Stacja centralna i jej otoczenie, proj. MRIIA

i

Autor: materiały prasowe

Big City Lab decyzje dotyczące sposobu rewitalizacji centrum zostawia mieszkańcom, którzy w duchu partycypacji mieliby określić jakiej formuły odbudowy oczekują (pełnej rekonstrukcji, mieszania nowej i starej architektury, pozostawienia trwałych ruin?). Pytanie, co zostawić, dotyczyło też Azowstalu. W zasadzie każda z grup czyni z tego terenu jedno z kluczowych zagadnień. I tak MRIIA (Radionow) chce zbudować nowe centrum mieszkalne, ale z zachowaniem większości z pofabrycznych hal, które miałyby stać się symboliczną przestrzenią pamięci.
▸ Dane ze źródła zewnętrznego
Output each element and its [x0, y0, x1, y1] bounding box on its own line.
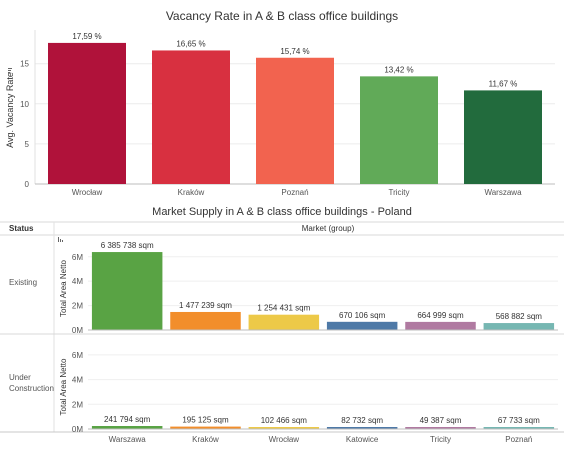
vacancy-chart-title: Vacancy Rate in A & B class office build…	[166, 9, 398, 23]
supply-rows: Existing Total Area Netto 0M 2M 4M 6M 6 385 73…	[9, 237, 558, 434]
supply-sort-icon[interactable]	[58, 237, 63, 242]
supply-bar[interactable]	[248, 427, 320, 429]
vacancy-bar[interactable]	[360, 76, 438, 184]
supply-row: Under Construction Total Area Netto 0M 2M 4M 6…	[9, 351, 558, 434]
supply-value-label: 1 477 239 sqm	[179, 301, 232, 310]
supply-bar[interactable]	[248, 314, 320, 330]
supply-value-label: 241 794 sqm	[104, 415, 151, 424]
supply-value-label: 67 733 sqm	[498, 416, 540, 425]
supply-y-tick-label: 2M	[72, 400, 83, 409]
vacancy-y-ticks: 0 5 10 15	[20, 60, 29, 189]
supply-bar[interactable]	[91, 252, 163, 330]
vacancy-category-labels: Wrocław Kraków Poznań Tricity Warszawa	[72, 188, 522, 197]
vacancy-value-label: 11,67 %	[489, 79, 518, 88]
supply-value-label: 82 732 sqm	[341, 416, 383, 425]
vacancy-value-labels: 17,59 % 16,65 % 15,74 % 13,42 % 11,67 %	[72, 32, 517, 88]
vacancy-value-label: 15,74 %	[280, 47, 309, 56]
supply-y-tick-label: 0M	[72, 326, 83, 335]
supply-value-label: 568 882 sqm	[496, 312, 543, 321]
vacancy-bar[interactable]	[464, 90, 542, 184]
supply-y-axis-label: Total Area Netto	[59, 259, 68, 316]
supply-y-tick-label: 0M	[72, 425, 83, 434]
vacancy-value-label: 17,59 %	[72, 32, 101, 41]
vacancy-value-label: 16,65 %	[176, 39, 205, 48]
supply-category-label: Poznań	[505, 435, 532, 444]
vacancy-category-label: Warszawa	[484, 188, 522, 197]
vacancy-value-label: 13,42 %	[384, 65, 413, 74]
supply-y-tick-label: 4M	[72, 376, 83, 385]
vacancy-y-axis-label: Avg. Vacancy Rate	[5, 72, 15, 148]
supply-row: Existing Total Area Netto 0M 2M 4M 6M 6 385 73…	[9, 241, 558, 335]
supply-bar[interactable]	[483, 427, 555, 429]
supply-value-label: 664 999 sqm	[417, 311, 464, 320]
status-row-label: Existing	[9, 278, 37, 287]
vacancy-bar[interactable]	[48, 42, 126, 184]
supply-y-tick-label: 6M	[72, 253, 83, 262]
vacancy-y-tick-label: 15	[20, 60, 29, 69]
market-group-column-header: Market (group)	[302, 224, 355, 233]
supply-value-label: 49 387 sqm	[420, 416, 462, 425]
vacancy-bar[interactable]	[152, 50, 230, 184]
supply-category-labels: Warszawa Kraków Wrocław Katowice Tricity Pozn…	[109, 435, 533, 444]
supply-bar[interactable]	[170, 426, 241, 429]
supply-bar[interactable]	[483, 323, 555, 330]
vacancy-category-label: Poznań	[281, 188, 308, 197]
supply-value-label: 195 125 sqm	[182, 416, 229, 425]
vacancy-category-label: Wrocław	[72, 188, 103, 197]
supply-bar[interactable]	[405, 321, 476, 330]
supply-chart-title: Market Supply in A & B class office buil…	[152, 206, 412, 218]
vacancy-rate-chart: Vacancy Rate in A & B class office build…	[5, 9, 555, 197]
supply-value-label: 1 254 431 sqm	[257, 304, 310, 313]
supply-bar[interactable]	[326, 321, 398, 330]
vacancy-bars	[48, 42, 542, 184]
supply-y-tick-label: 4M	[72, 277, 83, 286]
supply-bar[interactable]	[326, 427, 398, 429]
supply-y-tick-label: 6M	[72, 351, 83, 360]
supply-value-label: 670 106 sqm	[339, 311, 386, 320]
supply-category-label: Kraków	[192, 435, 219, 444]
status-column-header: Status	[9, 224, 34, 233]
supply-value-label: 102 466 sqm	[261, 416, 308, 425]
vacancy-y-tick-label: 5	[25, 140, 30, 149]
supply-y-axis-label: Total Area Netto	[59, 358, 68, 415]
vacancy-category-label: Kraków	[178, 188, 205, 197]
supply-category-label: Wrocław	[269, 435, 300, 444]
vacancy-y-tick-label: 10	[20, 100, 29, 109]
supply-bar[interactable]	[91, 426, 163, 429]
supply-value-label: 6 385 738 sqm	[101, 241, 154, 250]
supply-bar[interactable]	[170, 311, 241, 330]
status-row-label: Construction	[9, 384, 54, 393]
vacancy-category-label: Tricity	[388, 188, 409, 197]
supply-category-label: Katowice	[346, 435, 379, 444]
vacancy-sort-icon[interactable]	[8, 68, 12, 73]
supply-category-label: Warszawa	[109, 435, 147, 444]
supply-bar[interactable]	[405, 427, 476, 429]
vacancy-y-tick-label: 0	[25, 180, 30, 189]
supply-y-tick-label: 2M	[72, 302, 83, 311]
status-row-label: Under	[9, 373, 31, 382]
supply-category-label: Tricity	[430, 435, 451, 444]
vacancy-bar[interactable]	[256, 57, 334, 184]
Grupa Rozkwit też widzi w tym miejscu nowe centrum z węzłem komunikacyjnym, ale z pozostawieniem miejsca na ukształtowaną krajobrazowo przestrzeń pamięci z zachowanymi nielicznymi obiektami dawnej huty. Z kolei grupa Zotowa postuluje budowę nowych domów i parku, po prostu.
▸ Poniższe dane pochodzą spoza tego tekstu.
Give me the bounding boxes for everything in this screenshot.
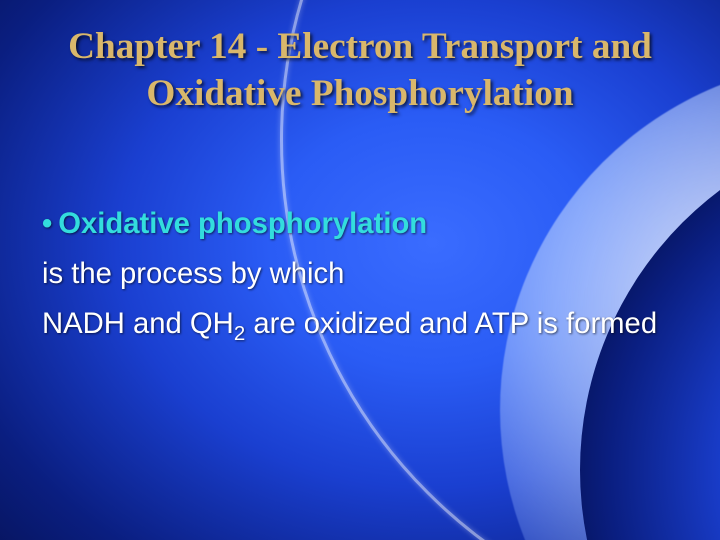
line3-pre: NADH and QH — [42, 308, 234, 340]
highlight-term: Oxidative phosphorylation — [58, 200, 427, 250]
line3-subscript: 2 — [234, 321, 245, 344]
body-line-3: NADH and QH2 are oxidized and ATP is for… — [42, 300, 660, 350]
slide-body: • Oxidative phosphorylation is the proce… — [42, 200, 660, 349]
title-line-1: Chapter 14 - Electron Transport and — [60, 24, 660, 71]
line3-post: are oxidized and ATP is formed — [245, 308, 657, 340]
slide-title: Chapter 14 - Electron Transport and Oxid… — [60, 24, 660, 117]
bullet-marker: • — [42, 200, 52, 250]
presentation-slide: Chapter 14 - Electron Transport and Oxid… — [0, 0, 720, 540]
title-line-2: Oxidative Phosphorylation — [60, 71, 660, 118]
body-line-2: is the process by which — [42, 250, 660, 300]
bullet-item: • Oxidative phosphorylation — [42, 200, 660, 250]
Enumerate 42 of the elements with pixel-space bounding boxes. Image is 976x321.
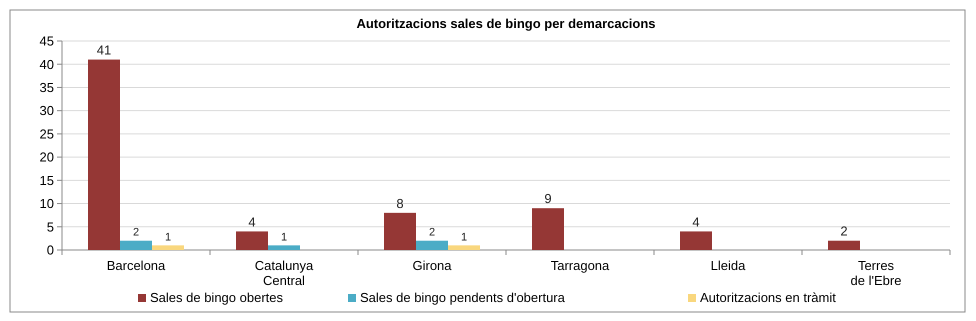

Okolice nabrzeża, proj. Big City Lab

i

Autor: materiały prasowe

Zszywanie miasta

W zasadzie wspólnym mianownikiem prezentowanych prac był problem zszywania miasta. To, co architekci postanowili naprawić, to jego powiązanie z morzem, od którego dotąd praktycznie było odcięte. W każdej z koncepcji to plaża (w różnych formach – z bulwarami, pomostami lub naturalna) ma się stać jednym z najważniejszym elementów przyszłej struktury, a wraz z nią także sposób spędzania wolnego czasu, relaks i zabudowa mieszkaniowa z funkcjami kulturalnymi w pierwszej linii waterfrontu.

Trakcja kolejowa oraz dworzec, które dotąd odcinały miasto od morza, mają być przeniesione w inne miejsca, bliżej przyszłego centrum (czyli wyspy przy Azowstalu albo samego zakładu). Uwolni to tym samym atrakcyjną przestrzeń. Wszystkie grupy wyprowadzają przemysł poza granice centrum, bo to właśnie zanieczyszczenie powietrza i gruntu były jedną z większych bolączek przedwojennego Mariupola.

Konferencja wprowadziła mnie w prawdziwą zadumę. Czy i na ile to właśnie architekci oraz urbaniści będą mogli kształtować odbudowę miasta? Jaka rola faktycznie przypadnie powracającym mieszkańcom, którzy zapewne będą chcieli zamieszkać w swoich starych domach albo w tym, co po nich pozostało? Sytuacja będzie analogiczna do tej w powojennej Warszawie, gdzie przez kilka lat administracja Biura Odbudowy Stolicy ścierała się z prowadzącymi oddolną odbudowę mieszkańcami. Wreszcie kluczowym pytaniem jest ostateczna funkcja, jaką w nowym, powojennym porządku Mariupol otrzyma. Można na tym etapie zakładać wyprowadzanie przemysłu, budowę zielonych farm, całkowitą reorganizację systemu logistycznego i budowę nowego portu handlowego, podczas gdy rzeczywistość wojenna zdeterminuje lokalizację baz wojskowych i hubu logistycznego, a decyzje będą zapadały w Kijowie i w NATO. To oczywiście tylko hipotezy, lecz póki co przyszłość Mariupola zależy przede wszystkim od jego wyzwolenia i chęci powrotu mieszkańców, bo to oni w tej chwili stanowią to miasto. Na pewno warto myśleć i przygotować się do przyszłej, mam nadzieję, że rychłej, odbudowy!